The centre, which was originally founded in Kuwait, opened in Amman in 1992 and today celebrates Palestinian heritage and culture through exhibitions, education, food, and the sale of traditional clothing and art.

The centre combines its expression of Palestinian pride with employment opportunities for some of Jordan’s most economically disadvantaged women. The non-profit organisation currently employs over 200 Palestinian women from across the Kingdom to create the embroidery integral to every piece sold, according to Samira Darras, who has volunteered at the centre for over 20 years.

Jaber is one of the women employed to create traditional embroidery for the centre, artwork that she says “shows the soul of Palestine in every thread”.

In an interview with The Jordan Times, she spoke of the pride that her family takes in her work. Jaber’s husband, who is also from Palestine, shows a photo of each piece to his European colleagues upon completion. 

He shows these pieces — which can take from a week to several months to finish, depending on the project — to express not only his pride in his wife, but in the traditional art of his homeland, according to Jaber.

“My son is only 13, but he watches me while I do my embroidery in the house and asks me to teach him during the school holidays. My sister who I work with, her young daughter also wants to learn how to make these pieces,” she added.

For most of the women like Jaber who are employed by the centre, this embroidery is their only job. For their work they receive a salary that, for many, is sufficient to send their children to higher education institutions, a feat that would usually be unachievable, Lubnah Budeiri, a volunteer, told The Jordan Times.

For many of these women, this employment is not only a rare financial opportunity, but also the chance to complete this work from home.

According to a 2020 UNRWA report on the effects of the coronavirus pandemic on Palestinian camps in Jordan, 37 per cent of men indicated that their work was disrupted as a direct result of the pandemic. 

However, 75 per cent of the women surveyed reported a significant disruption in their work — a figure almost double that of their male counterparts.

As with the rest of Jordan, a large portion of this disruption was a result of the closure of offices, hospitality venues, and other places of work. Fortunately, for the women employed by the Palestinian Culture Centre, work has always taken place at home.

“The women from the camps and across Jordan come to the centre once a week or once a month, depending on the size of their project. They take the equipment and instructions they need before returning home to complete their piece of embroidery,” Mariam Jaber, head of the Palestinian Culture Centre, told The Jordan Times.
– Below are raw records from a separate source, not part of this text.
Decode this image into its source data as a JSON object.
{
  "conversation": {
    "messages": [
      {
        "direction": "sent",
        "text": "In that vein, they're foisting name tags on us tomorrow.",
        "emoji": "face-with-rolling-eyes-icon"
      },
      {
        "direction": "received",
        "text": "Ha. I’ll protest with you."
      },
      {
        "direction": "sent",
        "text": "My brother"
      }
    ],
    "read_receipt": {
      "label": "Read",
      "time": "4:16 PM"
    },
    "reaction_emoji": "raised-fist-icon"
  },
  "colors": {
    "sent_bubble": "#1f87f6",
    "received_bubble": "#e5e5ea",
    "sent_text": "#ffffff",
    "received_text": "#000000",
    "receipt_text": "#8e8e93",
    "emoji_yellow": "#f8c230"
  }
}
“Once they return to the centre, our volunteers apply the finishing touches to each beautiful piece and make them ready to be sold,” Jaber said, adding that, “working from home is the best way for the women and their families”.

According to Lelyan Jaber, working from home has always been positive. “I can work on my embroidery while being surrounded by my children,” she said.

“For other people during Covid, working from home was stressful and new. For me, I was already used to it and have always found creating this embroidery from home helpful in my family life,” she added.

UNESCO recently added this traditional embroidery to its list of intangible cultural heritage, celebrating this integral piece of Palestinian heritage, which, according to Jaber, is not just a piece of embroidery. 

In Jaber’s words: “Each piece is a painting, a family of traditional colours. In this traditional embroidery, the threads show soul and beauty. Each piece we embroider shows the Palestinian heritage.”